What Devers had been saying was that 12 months previously she had been within two weeks of having her feet amputated and within two weeks of becoming cancerous. For two years her doctors had been telling her she was suffering from athlete's foot when she had actually been suffering from Graves' Disease, a life-threatening thyroid condition.

It was only Devers' persistence - she refused to accept her illness was not serious - that saved her life. "It was finally diagnosed in September 1990," she recounted. "The doctors told me I was two weeks away from being cancerous and that if I had walked on my feet for another two days they would have been amputated."

Devers, a preacher's daughter from Seattle, underwent radiation treatment. A cyst the size of a child's fist was removed from her thyroid. Yet in Tokyo, in September 1991, she won the world championship 100m hurdles silver medal behind the victorious Engquist.

In Seville on Saturday night Engquist won the 100m hurdles bronze medal behind Devers and Glory Alozie of Nigeria. Four months ago she was diagnosed as suffering from breast cancer and underwent a mastectomy.

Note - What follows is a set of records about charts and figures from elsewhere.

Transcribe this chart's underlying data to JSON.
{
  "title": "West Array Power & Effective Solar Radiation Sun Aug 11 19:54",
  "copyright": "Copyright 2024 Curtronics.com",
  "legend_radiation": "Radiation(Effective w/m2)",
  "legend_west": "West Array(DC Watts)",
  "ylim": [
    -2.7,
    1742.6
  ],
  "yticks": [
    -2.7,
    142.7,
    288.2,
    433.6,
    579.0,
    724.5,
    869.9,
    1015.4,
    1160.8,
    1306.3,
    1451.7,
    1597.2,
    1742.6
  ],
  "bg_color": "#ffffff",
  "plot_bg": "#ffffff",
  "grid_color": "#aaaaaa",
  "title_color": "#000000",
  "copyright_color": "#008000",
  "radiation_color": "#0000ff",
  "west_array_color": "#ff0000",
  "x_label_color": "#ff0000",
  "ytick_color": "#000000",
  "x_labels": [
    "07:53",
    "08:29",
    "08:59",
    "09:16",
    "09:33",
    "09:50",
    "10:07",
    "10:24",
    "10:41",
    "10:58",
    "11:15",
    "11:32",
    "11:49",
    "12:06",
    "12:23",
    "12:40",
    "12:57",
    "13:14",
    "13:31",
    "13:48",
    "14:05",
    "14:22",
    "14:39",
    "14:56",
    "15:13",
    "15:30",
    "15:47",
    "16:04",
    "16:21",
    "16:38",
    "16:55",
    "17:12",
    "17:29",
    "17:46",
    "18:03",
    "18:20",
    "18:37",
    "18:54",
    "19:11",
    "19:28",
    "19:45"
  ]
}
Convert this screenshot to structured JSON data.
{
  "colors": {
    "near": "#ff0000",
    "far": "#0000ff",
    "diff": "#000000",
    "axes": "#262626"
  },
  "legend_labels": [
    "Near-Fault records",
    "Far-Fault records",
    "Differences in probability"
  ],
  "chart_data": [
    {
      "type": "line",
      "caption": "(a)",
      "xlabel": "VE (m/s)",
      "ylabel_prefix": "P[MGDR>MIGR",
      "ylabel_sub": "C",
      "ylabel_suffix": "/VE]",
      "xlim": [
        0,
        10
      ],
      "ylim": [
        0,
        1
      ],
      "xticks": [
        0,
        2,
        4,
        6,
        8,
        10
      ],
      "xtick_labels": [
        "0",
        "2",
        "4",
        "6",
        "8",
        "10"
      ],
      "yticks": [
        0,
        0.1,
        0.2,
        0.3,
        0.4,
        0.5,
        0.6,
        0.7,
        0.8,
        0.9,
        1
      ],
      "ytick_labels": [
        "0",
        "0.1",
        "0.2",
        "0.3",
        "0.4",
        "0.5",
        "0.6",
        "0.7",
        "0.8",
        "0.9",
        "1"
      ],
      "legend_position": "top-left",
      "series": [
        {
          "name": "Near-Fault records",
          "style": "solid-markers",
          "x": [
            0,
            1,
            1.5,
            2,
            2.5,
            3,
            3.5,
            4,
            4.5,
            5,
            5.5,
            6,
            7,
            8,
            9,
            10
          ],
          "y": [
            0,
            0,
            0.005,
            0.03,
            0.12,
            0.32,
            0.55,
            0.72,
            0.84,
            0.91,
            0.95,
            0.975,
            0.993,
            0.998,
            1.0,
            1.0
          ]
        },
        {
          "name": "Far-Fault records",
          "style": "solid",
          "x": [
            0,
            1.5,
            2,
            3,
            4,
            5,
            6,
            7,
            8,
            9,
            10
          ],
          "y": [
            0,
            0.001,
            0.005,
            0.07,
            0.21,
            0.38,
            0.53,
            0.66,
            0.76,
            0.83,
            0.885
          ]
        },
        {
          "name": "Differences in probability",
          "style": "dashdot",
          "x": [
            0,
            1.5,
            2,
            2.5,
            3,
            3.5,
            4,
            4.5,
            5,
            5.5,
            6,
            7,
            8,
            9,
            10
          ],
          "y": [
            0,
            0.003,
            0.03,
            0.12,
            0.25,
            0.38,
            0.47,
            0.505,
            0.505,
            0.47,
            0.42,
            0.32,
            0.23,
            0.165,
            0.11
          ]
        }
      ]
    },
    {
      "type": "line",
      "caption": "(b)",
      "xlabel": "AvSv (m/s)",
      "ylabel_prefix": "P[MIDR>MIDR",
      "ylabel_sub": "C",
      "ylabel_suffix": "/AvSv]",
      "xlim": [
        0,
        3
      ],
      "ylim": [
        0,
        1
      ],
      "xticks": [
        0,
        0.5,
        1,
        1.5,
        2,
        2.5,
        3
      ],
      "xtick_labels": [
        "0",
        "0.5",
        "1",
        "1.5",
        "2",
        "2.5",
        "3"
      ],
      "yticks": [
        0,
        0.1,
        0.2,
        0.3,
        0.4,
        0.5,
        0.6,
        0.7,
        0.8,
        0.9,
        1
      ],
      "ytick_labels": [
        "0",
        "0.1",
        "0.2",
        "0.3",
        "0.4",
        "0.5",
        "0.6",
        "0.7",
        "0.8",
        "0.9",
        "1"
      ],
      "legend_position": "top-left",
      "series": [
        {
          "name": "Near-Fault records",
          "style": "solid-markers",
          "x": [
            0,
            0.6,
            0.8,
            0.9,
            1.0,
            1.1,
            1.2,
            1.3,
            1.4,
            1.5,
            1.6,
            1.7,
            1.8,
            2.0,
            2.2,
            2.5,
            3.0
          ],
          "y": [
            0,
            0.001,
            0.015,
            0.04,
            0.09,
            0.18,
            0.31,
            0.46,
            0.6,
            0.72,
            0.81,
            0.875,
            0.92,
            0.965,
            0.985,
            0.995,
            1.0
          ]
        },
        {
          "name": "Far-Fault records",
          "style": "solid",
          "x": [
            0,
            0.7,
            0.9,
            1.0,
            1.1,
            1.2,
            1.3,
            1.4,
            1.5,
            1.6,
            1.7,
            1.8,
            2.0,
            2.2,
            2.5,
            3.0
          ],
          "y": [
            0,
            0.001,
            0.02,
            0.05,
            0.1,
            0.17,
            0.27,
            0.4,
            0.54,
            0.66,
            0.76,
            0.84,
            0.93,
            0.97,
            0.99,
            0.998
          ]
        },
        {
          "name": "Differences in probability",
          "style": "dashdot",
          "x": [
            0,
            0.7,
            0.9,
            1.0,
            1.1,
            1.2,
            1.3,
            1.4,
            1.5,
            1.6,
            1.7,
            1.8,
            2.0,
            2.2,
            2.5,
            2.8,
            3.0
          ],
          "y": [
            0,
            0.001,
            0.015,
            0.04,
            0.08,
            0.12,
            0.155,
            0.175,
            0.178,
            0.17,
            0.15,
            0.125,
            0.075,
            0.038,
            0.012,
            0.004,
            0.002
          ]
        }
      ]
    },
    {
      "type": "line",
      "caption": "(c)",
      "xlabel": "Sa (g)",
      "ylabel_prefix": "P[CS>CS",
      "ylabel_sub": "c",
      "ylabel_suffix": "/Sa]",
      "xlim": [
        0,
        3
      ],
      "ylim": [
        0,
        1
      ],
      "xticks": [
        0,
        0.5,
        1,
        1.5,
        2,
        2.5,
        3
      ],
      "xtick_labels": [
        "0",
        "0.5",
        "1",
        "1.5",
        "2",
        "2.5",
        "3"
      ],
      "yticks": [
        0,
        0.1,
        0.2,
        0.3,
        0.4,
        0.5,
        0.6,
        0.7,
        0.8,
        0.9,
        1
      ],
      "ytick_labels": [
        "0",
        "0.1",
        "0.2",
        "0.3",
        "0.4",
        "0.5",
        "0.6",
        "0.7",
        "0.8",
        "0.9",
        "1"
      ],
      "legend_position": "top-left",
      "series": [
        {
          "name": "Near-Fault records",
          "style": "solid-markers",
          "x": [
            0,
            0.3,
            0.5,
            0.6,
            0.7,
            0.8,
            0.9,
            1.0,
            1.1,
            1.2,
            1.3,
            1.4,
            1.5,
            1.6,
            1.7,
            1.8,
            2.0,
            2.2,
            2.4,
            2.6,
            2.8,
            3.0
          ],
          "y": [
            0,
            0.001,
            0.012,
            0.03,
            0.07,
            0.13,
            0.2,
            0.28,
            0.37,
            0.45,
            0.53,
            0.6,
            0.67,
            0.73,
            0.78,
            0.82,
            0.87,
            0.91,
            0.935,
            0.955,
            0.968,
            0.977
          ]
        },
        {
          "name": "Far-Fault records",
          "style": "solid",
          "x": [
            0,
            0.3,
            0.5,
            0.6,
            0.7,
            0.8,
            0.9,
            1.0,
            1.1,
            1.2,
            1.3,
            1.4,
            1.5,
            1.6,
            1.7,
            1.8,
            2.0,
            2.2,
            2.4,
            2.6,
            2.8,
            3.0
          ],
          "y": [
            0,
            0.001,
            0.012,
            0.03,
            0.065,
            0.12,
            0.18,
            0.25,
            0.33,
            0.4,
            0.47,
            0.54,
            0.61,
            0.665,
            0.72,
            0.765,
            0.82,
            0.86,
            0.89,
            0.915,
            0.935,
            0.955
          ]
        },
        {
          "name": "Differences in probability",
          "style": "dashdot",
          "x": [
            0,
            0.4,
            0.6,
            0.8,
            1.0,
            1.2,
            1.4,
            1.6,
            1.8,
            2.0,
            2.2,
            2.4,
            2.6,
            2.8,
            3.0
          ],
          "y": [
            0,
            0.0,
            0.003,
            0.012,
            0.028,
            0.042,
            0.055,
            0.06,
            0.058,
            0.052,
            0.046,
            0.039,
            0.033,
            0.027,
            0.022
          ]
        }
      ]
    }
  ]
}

"It's amazing what Ludmila has achieved here," Devers said, sitting alongside her old rival in the press conference room. "It's the comeback story of all comeback stories.

"Everyone in the stands tonight knew her story and you could just feel the positive energy of people behind her, rooting for her. Hey, I'm rooting for her and I'm running against her.

"You have to look at her as an example. In sport, or in anything in life, sometimes things may not be not going for you at all. The walls seem like they're falling in on you. But you can reach out to find inner strength yourself, which is what Ludmila has done.

"She was able to find strength, regardless of what other people believed she could or could not do. She believed in herself. She's living testimony that dreams can come true."

Engquist smiled in acknowledgement of such a glowing tribute. But the smile did not last long.

Her dream came true on Saturday night, when she recovered from a sluggish start to finish with a bronze medal, equalling her Swedish record, 12.47sec, in the process. Her nightmare, however, is far from over.

The removal of her right breast on 1 April has not removed every cancerous cell from her body. On Thursday she returns to the Karolinska Institute in Stockholm for another course of chemotherapy.

Engquist, a 35-year-old Russian-born Swede with a 16-year-old daughter, took her lap of honour, at Devers' insistence, knowing there is a possibility that she might not be around to defend her Olympic title in Sydney 13 months from now.

"The future is not looking that good for me," she said. "I just live for the day now, and for the challenge. It is enough simply to be here and to be alive.

"Tonight I have won my medal and I'm happy now. I know I have done something special. I hope it will show people that cancer is not always the end.

"But the future...who knows? I hope I will be clear one day. And I hope next year I can do much better. We shall see."

We shall, indeed. But, as the 1999 World Championships fade into history, Ludmila Engquist's inspiration will live on.

She has shown that life's biggest hurdles can be challenged - as Gail Devers has shown before her.